Divertido e nostálgico, o filme livra a boneca Barbie do fardo que ela desempenhou na vida de meninas e mulheres de muitas gerações. Assim como a Barbie do filme evolui, a boneca, que completou 64 primaveras, diversificou bastante o espectro da representatividade. Com uma baixa de vendas de Barbies entre 2013 e 2014, em 2015 a Mattel lançou uma linha com 23 bonecas que variam entre 8 tons de pele, 14 estruturas faciais, 22 penteados, 23 cortes de cabelo e 18 cores de olhos, coleção que levou o nome de Barbies Fashionistas.
Em 2019, a Mattel lançou Barbies com deficiências físicas, como cadeirantes, carecas (em alusão a quem faz tratamento de quimioterapia), com vitiligo, com prótese na perna e com aparelho auditivo. O reconhecimento de que a representatividade desempenha uma função pedagógica positiva para o imaginário (principalmente) infantil vem fazendo com que a indústria do audiovisual voltada para este público (mas não apenas) passe a dedicar maior cuidado e atenção para que as crianças possam se identificar com os protagonistas. A velha jornada do herói passou por abalos sísmicos, ampliando suas paletas de cores, bem como formas e contextos. Isso também encontra ressonância na indústria de brinquedos.

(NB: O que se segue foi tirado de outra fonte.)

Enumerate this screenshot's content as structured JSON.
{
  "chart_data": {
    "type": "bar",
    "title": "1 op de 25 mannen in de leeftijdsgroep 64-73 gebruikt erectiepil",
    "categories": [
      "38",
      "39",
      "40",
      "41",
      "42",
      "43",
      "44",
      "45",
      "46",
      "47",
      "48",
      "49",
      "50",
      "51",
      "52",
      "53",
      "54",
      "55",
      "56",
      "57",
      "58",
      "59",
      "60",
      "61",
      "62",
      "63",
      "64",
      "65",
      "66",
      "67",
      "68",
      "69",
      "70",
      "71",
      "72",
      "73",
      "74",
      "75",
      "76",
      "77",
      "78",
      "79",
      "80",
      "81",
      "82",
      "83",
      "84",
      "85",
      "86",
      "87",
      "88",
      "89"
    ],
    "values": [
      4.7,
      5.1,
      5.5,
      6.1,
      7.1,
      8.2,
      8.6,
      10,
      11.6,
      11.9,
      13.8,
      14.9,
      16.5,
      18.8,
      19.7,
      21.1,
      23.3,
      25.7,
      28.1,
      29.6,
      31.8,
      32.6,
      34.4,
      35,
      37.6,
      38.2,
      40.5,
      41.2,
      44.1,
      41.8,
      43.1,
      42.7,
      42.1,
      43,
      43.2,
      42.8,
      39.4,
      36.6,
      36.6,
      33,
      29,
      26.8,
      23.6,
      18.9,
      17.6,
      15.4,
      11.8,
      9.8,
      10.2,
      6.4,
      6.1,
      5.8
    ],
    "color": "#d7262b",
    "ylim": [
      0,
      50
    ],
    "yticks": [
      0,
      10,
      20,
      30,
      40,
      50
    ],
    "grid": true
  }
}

Por um lado, isso é resultado de décadas de lutas dos movimentos negro, feminista, LGBTIAP+ etc. Não obstante, isso se dá também porque a Mattel descobriu que a diversidade se mostrou bastante lucrativa. Se bem que os brinquedos continuam com preços salgados, inacessíveis a uma parte considerável das crianças do nosso planeta. Até onde eu sei, ainda não lançaram uma versão pobre da Barbie.

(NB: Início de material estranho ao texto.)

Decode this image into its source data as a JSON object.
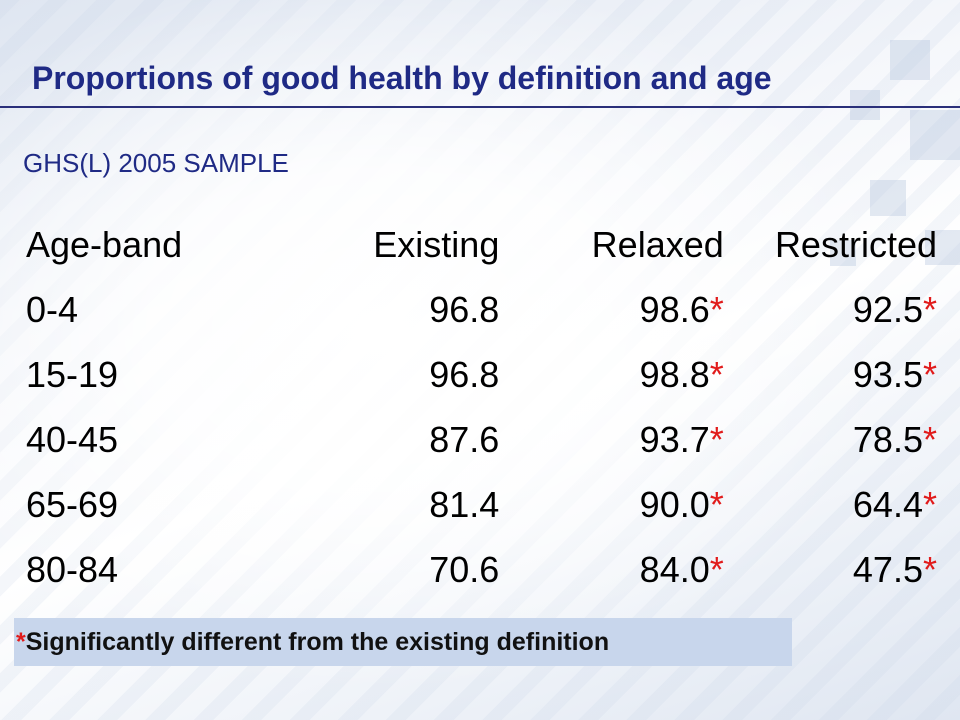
{
  "title": "Proportions of good health by definition and age",
  "subtitle": "GHS(L) 2005 SAMPLE",
  "table": {
    "headers": [
      "Age-band",
      "Existing",
      "Relaxed",
      "Restricted"
    ],
    "rows": [
      {
        "age": "0-4",
        "existing": "96.8",
        "relaxed": "98.6",
        "restricted": "92.5"
      },
      {
        "age": "15-19",
        "existing": "96.8",
        "relaxed": "98.8",
        "restricted": "93.5"
      },
      {
        "age": "40-45",
        "existing": "87.6",
        "relaxed": "93.7",
        "restricted": "78.5"
      },
      {
        "age": "65-69",
        "existing": "81.4",
        "relaxed": "90.0",
        "restricted": "64.4"
      },
      {
        "age": "80-84",
        "existing": "70.6",
        "relaxed": "84.0",
        "restricted": "47.5"
      }
    ],
    "significance_marker": "*"
  },
  "footnote": {
    "marker": "*",
    "text": "Significantly different from the existing definition"
  },
  "colors": {
    "title": "#1f2a85",
    "marker": "#e11b1b",
    "footnote_background": "#c8d6ec"
  }
}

Na mesma pegada do mea culpa das loirinhas, a Xuxa já lançou dois episódios de Xuxa, o documentário, dirigido por Pedro Bial, no qual ela se retrata e reflete criticamente sobre o papel que ela e as paquitas desempenharam na vida de meninas e mulheres brasileiras, que cresceram insatisfeitas com a própria imagem. Imagem esta que Xuxa e as paquitas não as devolvem. Seus trajes fetichizados hipersexualizam crianças. Com efeito, as loiras também figuram em muitas revistas de moda entre os anos 1980 e 1990, quando as capas nos dão a impressão de estarmos na Escandinávia, e não no Brasil, por exaltar um padrão de beleza nórdico, que tem pouco ou nada a ver com a maioria das brasileiras. Em 2010, a realizadora negra Juliana Vicente lançou o curta Cores e botas, que retrata o sonho de uma paquita negra. Hoje me parece que muitas fissuras se abriram neste sentido, através de lutas sociais e novos entendimentos que dão margem a outras semioses e devires.

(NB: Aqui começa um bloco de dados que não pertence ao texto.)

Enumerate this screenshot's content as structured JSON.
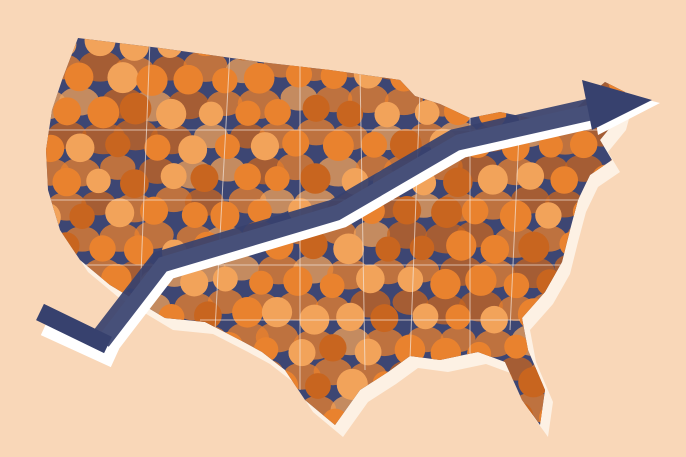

Ainda temos muito chão a percorrer, mas filmes como este dão esperança, por alcançar, inclusive, um público ao qual o feminismo tem pouco acesso. Em menos de 24 horas de seu lançamento, Barbie já quebrou o recorde de Avatar 2 nas bilheterias, só perdendo para Os vingadores. No Brasil, malgrado os protestos de evangélicos pentecostais de extrema direita que desaconselham os fiéis a assisti-lo dado a sua inclinação feminista e LGBT, o filme teve a segunda maior plateia em dia de estreia. Nas filas das salas de cinema, rosa é a nova tendência.
Marina Costin Fuser é doutora em estudos de gênero e cinema pela University of Sussex com doutorado-sanduíche na U.C. Berkeley, graduada e mestre em Ciências Sociais pela PUC-SP. É pós-doutoranda no Instituto de Estudos Avançados da USP e professora da escola de cinema do IEMA.